Performance Requirements
Targets
| Metric | Target | Percentile | Measurement point |
|---|---|---|---|
| Chat response TTFT (Time to First Token) | < 3s | p95 | From API request received at Chat API to first SSE token delivered to client |
| RAG retrieval latency (embedding + vector search + threshold filter) | < 500ms | p95 | From retrieve_knowledge tool call received to RetrievalResult returned |
| OpenAI embedding API call | < 200ms | p95 | From HTTP request sent to response received; EU endpoint required |
| HNSW vector search (pgvector) | < 100ms | p95 | SQL query execution time; valid for corpus < 10K vectors — re-evaluate if corpus exceeds 1M |
| Widget load time | < 1s | — | Non-blocking; defer load strategy; bundle must not block host page critical path |
| Widget bundle size | ≤ 200KB gzipped | — | Measured at Phase 1 build; if > 250KB gzipped, evaluate tree-shaking before considering alternative library |
Streaming requirement: Streaming must be enabled in the frontend widget from day one. The TTFT target is not achievable without streaming — full-response latency is not the target metric and is not measured (EC-09).
Latency Budget
The following breakdown is informative. The per-stage figures are not binding SLAs, but they validate that the 3s end-to-end TTFT target is achievable and provide a baseline for diagnosing regressions.
| Stage | Typical range | p95 budget |
|---|---|---|
| Embedding query (OpenAI EU endpoint) | 50–100ms | 200ms |
| HNSW vector search (pgvector) | 50–100ms | 100ms |
| Threshold filter + result assembly | < 10ms | 20ms |
| LLM first token (Anthropic, streaming enabled) | 500ms–2,000ms | ~2,500ms |
| Network round-trip (EU, CDN) | 50–150ms | 180ms |
| Total | 700ms–2,500ms | < 3,000ms |
The 500ms p95 retrieval target (embedding + vector search + filter) is derived from this budget. With retrieval completing within 500ms, the remaining ~2.5s is sufficient for LLM first-token delivery under normal operating conditions.
Turns that do not trigger a retrieve_knowledge call skip the embedding and vector search stages entirely, making the full ~2.8s available to the LLM.
Stress Test Plan
Observed traffic baseline: ~100 unique visitors per day, ~5 per hour, with no significant traffic spikes (corporate website profile).
Expected concurrent sessions in production: At a 5% chat activation rate and a 10-minute average session duration, expected peak concurrency is below 1 session. The system will not experience meaningful concurrency pressure under normal operating conditions.

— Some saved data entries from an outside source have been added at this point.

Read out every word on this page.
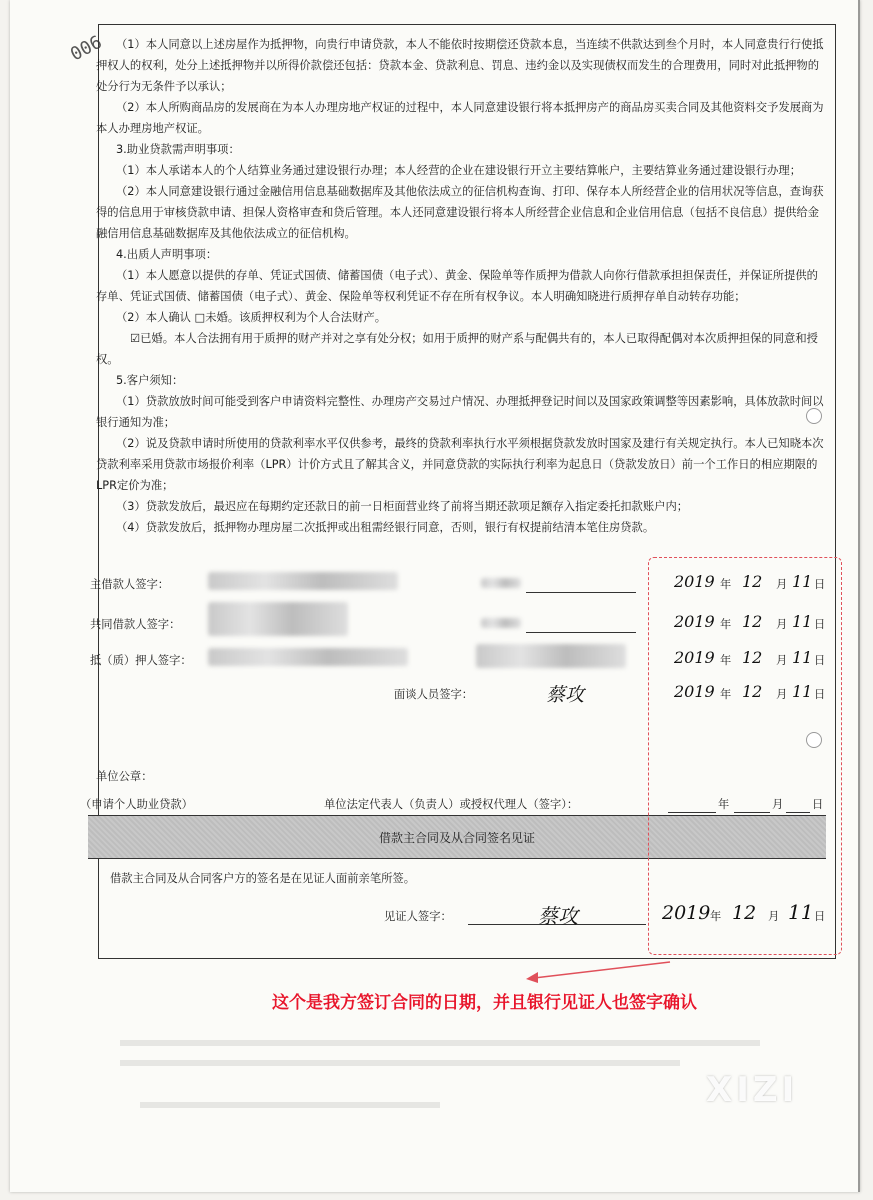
006 （1）本人同意以上述房屋作为抵押物，向贵行申请贷款，本人不能依时按期偿还贷款本息，当连续不供款达到叁个月时，本人同意贵行行使抵押权人的权利，处分上述抵押物并以所得价款偿还包括：贷款本金、贷款利息、罚息、违约金以及实现债权而发生的合理费用，同时对此抵押物的处分行为无条件予以承认；

（2）本人所购商品房的发展商在为本人办理房地产权证的过程中，本人同意建设银行将本抵押房产的商品房买卖合同及其他资料交予发展商为本人办理房地产权证。

3.助业贷款需声明事项：

（1）本人承诺本人的个人结算业务通过建设银行办理；本人经营的企业在建设银行开立主要结算帐户，主要结算业务通过建设银行办理；

（2）本人同意建设银行通过金融信用信息基础数据库及其他依法成立的征信机构查询、打印、保存本人所经营企业的信用状况等信息，查询获得的信息用于审核贷款申请、担保人资格审查和贷后管理。本人还同意建设银行将本人所经营企业信息和企业信用信息（包括不良信息）提供给金融信用信息基础数据库及其他依法成立的征信机构。

4.出质人声明事项：

（1）本人愿意以提供的存单、凭证式国债、储蓄国债（电子式）、黄金、保险单等作质押为借款人向你行借款承担担保责任，并保证所提供的存单、凭证式国债、储蓄国债（电子式）、黄金、保险单等权利凭证不存在所有权争议。本人明确知晓进行质押存单自动转存功能；

（2）本人确认 □未婚。该质押权利为个人合法财产。

☑已婚。本人合法拥有用于质押的财产并对之享有处分权；如用于质押的财产系与配偶共有的，本人已取得配偶对本次质押担保的同意和授权。

5.客户须知：

（1）贷款放放时间可能受到客户申请资料完整性、办理房产交易过户情况、办理抵押登记时间以及国家政策调整等因素影响，具体放款时间以银行通知为准；

（2）说及贷款申请时所使用的贷款利率水平仅供参考，最终的贷款利率执行水平须根据贷款发放时国家及建行有关规定执行。本人已知晓本次贷款利率采用贷款市场报价利率（LPR）计价方式且了解其含义，并同意贷款的实际执行利率为起息日（贷款发放日）前一个工作日的相应期限的LPR定价为准；

（3）贷款发放后，最迟应在每期约定还款日的前一日柜面营业终了前将当期还款项足额存入指定委托扣款账户内；

（4）贷款发放后，抵押物办理房屋二次抵押或出租需经银行同意，否则，银行有权提前结清本笔住房贷款。

主借款人签字：	2019 年 12 月 11 日
共同借款人签字：	2019 年 12 月 11 日
抵（质）押人签字：	2019 年 12 月 11 日
面谈人员签字：	蔡攻	2019 年 12 月 11 日
单位公章：
（申请个人助业贷款）	单位法定代表人（负责人）或授权代理人（签字）：	年	月	日
借款主合同及从合同签名见证
借款主合同及从合同客户方的签名是在见证人面前亲笔所签。
见证人签字：	蔡攻	2019 年 12 月 11 日
这个是我方签订合同的日期，并且银行见证人也签字确认
XIZI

Test design: Because observed concurrency is sub-1, a traffic-replication test provides no useful signal. The test is designed as a stress test against a fixed capacity target that provides a meaningful safety margin over expected load.
| Parameter | Value |
|---|---|
| Test type | Stress test (fixed concurrency, not traffic replay) |
| Target concurrent sessions | 10 (~40× expected peak production concurrency) |
| Sustained duration | 10 minutes at peak concurrency |
| Ramp-up | 2 minutes linear ramp to 10 concurrent sessions |
| Traffic pattern | Simulated visitor messages at realistic inter-message cadence (15–30s between turns) |
| RAG trigger rate | ~60% of turns trigger a retrieve_knowledge call |
| Test environment | Staging on Fly.io, same instance class as production (see Section 6.1) |
| Tooling | k6 or Locust — to be confirmed by engineering before Phase 5 |
| Success criterion | p95 TTFT < 3s sustained across the full 10-minute window |
Re-evaluation trigger: If corpus grows past 1M vectors, HNSW vector search performance must be re-benchmarked and index parameters (m, ef_construction, ef_search) re-tuned before the stress test is re-run against the larger index.
Engineering concern resolved by this section: EC-09 — TTFT is confirmed as the target metric; full-response latency is explicitly out of scope. Load level is defined as 10 concurrent sessions based on observed site traffic (~100 visits/day, ~5/hour) and a 40× safety margin over expected peak concurrency.